Why is there so little interest in making it possible for humans to cross in the places where we know that they are going to cross?
Why does the Congress want to take money away from pedestrian facilities?
Why is normal, instinctive pedestrian activity criminalized?
Why do we care so little about people like Raquel Nelson and her children?
Why do we care so little about ourselves?
At the Infrastructurist, Eric Jaffe decribes The Lonesome Death of a Child Pedestrian:
In the initial aftermath of the accident some of the public tried to portray Nelson as a negligent parent. An article in the Atlanta Journal-Constitution from last year shows that's not at all the case. Nelson and her children were part of a group of bus riders trying to cross the highway. After crossing halfway the passengers collected at the median to wait for another chance to walk. Just then one girl darted from the group toward the other side, and Nelson's son, seeing this, ran after her. The paper quotes Nelson on what happened next: "I said, 'Stop, A.J.,' and he was in the middle of the street so I said keep going. That's when we all got hit."
Erik Cain of Forbes thinks the whole thing is a travesty of justice.
this reveals just how broadly laws can be interpreted if prosecutors want to push the case. It would have been simple enough to view what happened, take into account the fact that complaints had been made about the intersection, that the driver was high, and so forth and decide to just let the case go. Or fine the mother for jaywalking. Or put in a crosswalk.

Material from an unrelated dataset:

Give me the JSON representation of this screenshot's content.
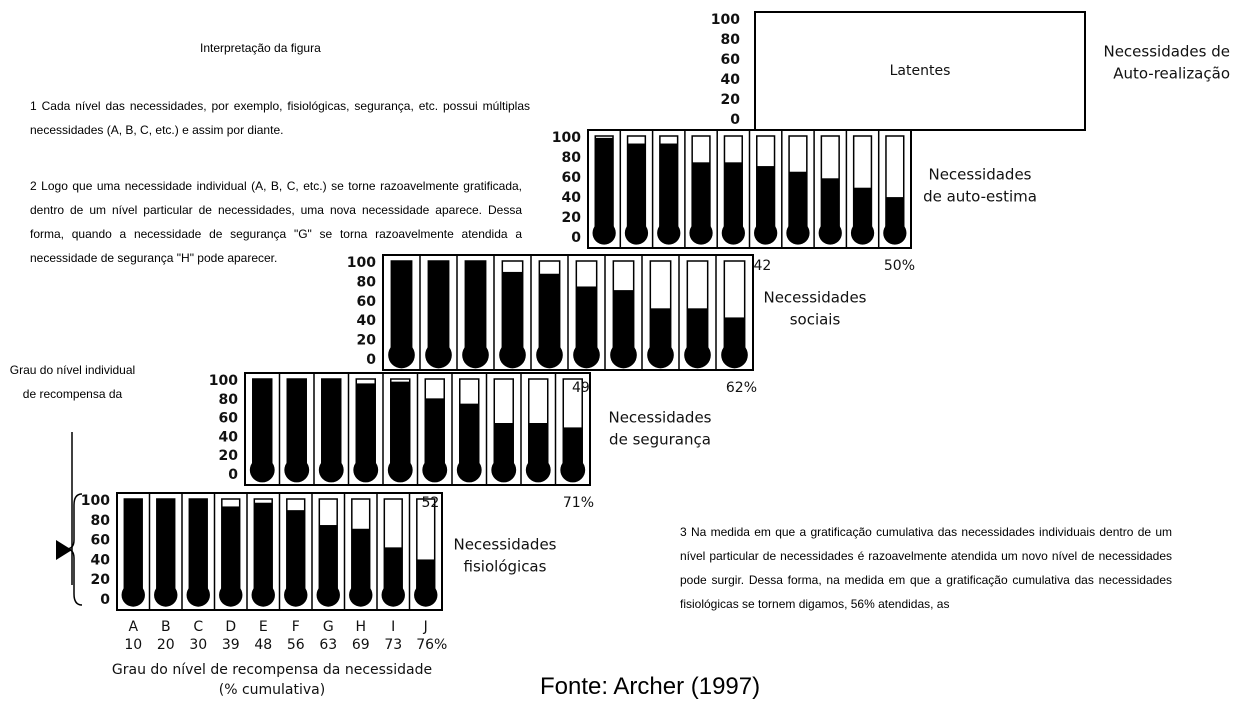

Instead the state spends countless dollars intensifying a tragedy. This isn't justice. And the intersection remains a danger to the community.
In a subsequent article, Cain suggests that Raquel Nelson didn't even break the law. The rules, photo at top, say "Crosswalks exist on all four corners of intersections even when they are not marked by painted lines."

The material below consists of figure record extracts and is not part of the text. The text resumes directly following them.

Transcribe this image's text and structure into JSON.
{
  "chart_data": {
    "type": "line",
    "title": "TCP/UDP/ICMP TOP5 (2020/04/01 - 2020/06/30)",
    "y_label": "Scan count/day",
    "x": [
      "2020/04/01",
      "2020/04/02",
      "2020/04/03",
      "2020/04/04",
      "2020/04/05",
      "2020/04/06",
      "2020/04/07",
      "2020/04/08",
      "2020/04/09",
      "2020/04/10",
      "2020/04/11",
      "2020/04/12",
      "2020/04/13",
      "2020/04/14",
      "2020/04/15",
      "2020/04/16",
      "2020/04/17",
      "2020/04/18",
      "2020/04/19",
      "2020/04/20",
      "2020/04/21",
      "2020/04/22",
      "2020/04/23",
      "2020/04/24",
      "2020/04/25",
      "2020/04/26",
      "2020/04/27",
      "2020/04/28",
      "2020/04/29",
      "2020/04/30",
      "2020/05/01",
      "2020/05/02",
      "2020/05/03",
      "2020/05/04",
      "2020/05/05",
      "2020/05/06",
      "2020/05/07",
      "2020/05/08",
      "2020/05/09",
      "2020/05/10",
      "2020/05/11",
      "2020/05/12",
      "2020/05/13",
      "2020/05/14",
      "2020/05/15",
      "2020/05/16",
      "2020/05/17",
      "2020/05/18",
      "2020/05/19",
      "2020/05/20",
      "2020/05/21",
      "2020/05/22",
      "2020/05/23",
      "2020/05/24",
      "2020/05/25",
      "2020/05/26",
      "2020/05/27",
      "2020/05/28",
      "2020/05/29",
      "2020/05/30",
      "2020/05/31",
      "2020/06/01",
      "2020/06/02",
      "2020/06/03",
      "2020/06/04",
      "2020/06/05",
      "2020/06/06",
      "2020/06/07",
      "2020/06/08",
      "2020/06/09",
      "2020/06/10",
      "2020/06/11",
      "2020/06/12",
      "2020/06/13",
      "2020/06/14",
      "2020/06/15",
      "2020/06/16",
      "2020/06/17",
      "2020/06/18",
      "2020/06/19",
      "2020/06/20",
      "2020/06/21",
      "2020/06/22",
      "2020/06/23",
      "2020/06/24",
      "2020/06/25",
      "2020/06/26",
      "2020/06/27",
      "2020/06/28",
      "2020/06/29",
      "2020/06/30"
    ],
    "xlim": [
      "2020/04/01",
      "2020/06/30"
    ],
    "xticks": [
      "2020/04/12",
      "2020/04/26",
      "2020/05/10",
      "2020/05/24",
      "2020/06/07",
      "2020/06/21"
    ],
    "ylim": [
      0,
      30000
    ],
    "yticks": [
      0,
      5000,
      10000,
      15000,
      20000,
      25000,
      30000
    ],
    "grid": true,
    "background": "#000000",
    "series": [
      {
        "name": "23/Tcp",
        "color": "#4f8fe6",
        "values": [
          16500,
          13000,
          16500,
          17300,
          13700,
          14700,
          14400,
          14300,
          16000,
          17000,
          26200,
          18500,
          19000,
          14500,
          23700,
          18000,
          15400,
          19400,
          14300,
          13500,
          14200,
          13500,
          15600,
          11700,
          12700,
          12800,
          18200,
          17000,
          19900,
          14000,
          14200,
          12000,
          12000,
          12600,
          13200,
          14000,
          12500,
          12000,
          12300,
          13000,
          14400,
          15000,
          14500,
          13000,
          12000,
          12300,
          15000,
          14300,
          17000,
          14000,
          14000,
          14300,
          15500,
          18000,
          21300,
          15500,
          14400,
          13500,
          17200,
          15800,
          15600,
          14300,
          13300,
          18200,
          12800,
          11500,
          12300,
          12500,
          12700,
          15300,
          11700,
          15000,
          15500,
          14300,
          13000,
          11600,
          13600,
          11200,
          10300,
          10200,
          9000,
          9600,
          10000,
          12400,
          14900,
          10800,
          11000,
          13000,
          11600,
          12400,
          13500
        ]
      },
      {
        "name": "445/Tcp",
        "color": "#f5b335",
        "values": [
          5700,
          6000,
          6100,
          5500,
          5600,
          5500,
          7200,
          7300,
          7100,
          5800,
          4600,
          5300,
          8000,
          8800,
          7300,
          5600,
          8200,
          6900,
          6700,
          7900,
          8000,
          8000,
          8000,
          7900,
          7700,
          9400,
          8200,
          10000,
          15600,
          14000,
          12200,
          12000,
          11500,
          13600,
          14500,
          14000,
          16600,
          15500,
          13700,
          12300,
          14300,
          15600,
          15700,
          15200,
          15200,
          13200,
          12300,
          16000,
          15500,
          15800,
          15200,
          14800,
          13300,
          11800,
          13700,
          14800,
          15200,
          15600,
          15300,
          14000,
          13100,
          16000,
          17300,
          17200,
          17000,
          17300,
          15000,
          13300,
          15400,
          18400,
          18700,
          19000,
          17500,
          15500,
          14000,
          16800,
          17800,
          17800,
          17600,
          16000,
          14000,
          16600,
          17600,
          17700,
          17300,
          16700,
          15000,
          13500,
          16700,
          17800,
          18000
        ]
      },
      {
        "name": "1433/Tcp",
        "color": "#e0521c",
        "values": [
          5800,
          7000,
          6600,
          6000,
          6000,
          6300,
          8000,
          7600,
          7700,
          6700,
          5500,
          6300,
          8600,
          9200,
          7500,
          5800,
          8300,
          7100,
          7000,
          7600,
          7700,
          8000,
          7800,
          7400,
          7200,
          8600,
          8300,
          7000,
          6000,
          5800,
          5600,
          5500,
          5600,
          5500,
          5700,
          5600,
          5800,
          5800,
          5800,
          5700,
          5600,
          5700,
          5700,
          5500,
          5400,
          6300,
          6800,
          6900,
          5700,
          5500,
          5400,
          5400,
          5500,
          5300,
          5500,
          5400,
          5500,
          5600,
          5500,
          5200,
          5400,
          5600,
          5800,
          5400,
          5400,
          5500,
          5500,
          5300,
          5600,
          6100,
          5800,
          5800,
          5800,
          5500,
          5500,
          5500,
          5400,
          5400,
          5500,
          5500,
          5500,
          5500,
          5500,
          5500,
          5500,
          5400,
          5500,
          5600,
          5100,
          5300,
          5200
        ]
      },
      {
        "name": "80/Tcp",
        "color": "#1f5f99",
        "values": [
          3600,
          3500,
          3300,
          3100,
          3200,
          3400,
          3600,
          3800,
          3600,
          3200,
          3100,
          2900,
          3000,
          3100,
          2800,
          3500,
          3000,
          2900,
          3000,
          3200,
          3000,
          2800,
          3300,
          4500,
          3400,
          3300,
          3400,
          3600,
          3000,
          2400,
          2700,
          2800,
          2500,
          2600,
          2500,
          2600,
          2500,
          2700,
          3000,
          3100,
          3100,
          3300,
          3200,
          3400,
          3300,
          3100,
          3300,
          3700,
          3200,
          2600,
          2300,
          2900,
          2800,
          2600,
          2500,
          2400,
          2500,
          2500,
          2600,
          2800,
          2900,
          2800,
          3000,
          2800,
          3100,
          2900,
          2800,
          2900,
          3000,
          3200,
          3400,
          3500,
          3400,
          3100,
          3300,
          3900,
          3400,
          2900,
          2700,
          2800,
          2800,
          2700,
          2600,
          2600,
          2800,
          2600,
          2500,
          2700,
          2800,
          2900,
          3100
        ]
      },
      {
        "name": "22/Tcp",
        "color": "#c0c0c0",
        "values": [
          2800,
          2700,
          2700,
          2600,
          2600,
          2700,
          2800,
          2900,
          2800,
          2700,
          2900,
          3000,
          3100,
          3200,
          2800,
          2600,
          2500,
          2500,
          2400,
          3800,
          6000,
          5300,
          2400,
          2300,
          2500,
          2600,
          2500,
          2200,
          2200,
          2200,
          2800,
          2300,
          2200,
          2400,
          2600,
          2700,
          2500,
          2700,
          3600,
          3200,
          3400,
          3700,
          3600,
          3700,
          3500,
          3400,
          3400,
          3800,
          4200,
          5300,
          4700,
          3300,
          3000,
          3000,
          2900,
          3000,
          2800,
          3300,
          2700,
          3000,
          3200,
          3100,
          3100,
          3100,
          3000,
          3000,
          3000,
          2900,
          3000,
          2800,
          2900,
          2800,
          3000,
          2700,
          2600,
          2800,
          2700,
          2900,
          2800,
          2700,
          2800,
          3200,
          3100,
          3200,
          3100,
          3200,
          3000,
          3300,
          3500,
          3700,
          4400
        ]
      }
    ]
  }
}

I'm not sure if this even came up during Nelson's trial, but it strikes me as very relevant to the case. If Georgia law stipulates that every intersection is a crosswalk "even when they are not marked by painted lines" then Nelson could not have been legally jaywalking to begin with. Without the jaywalking charge, I fail to see how she could be guilty of anything else, and the entire case falls apart.
I often say that everything is essentially about design, and in this particular case, design kills.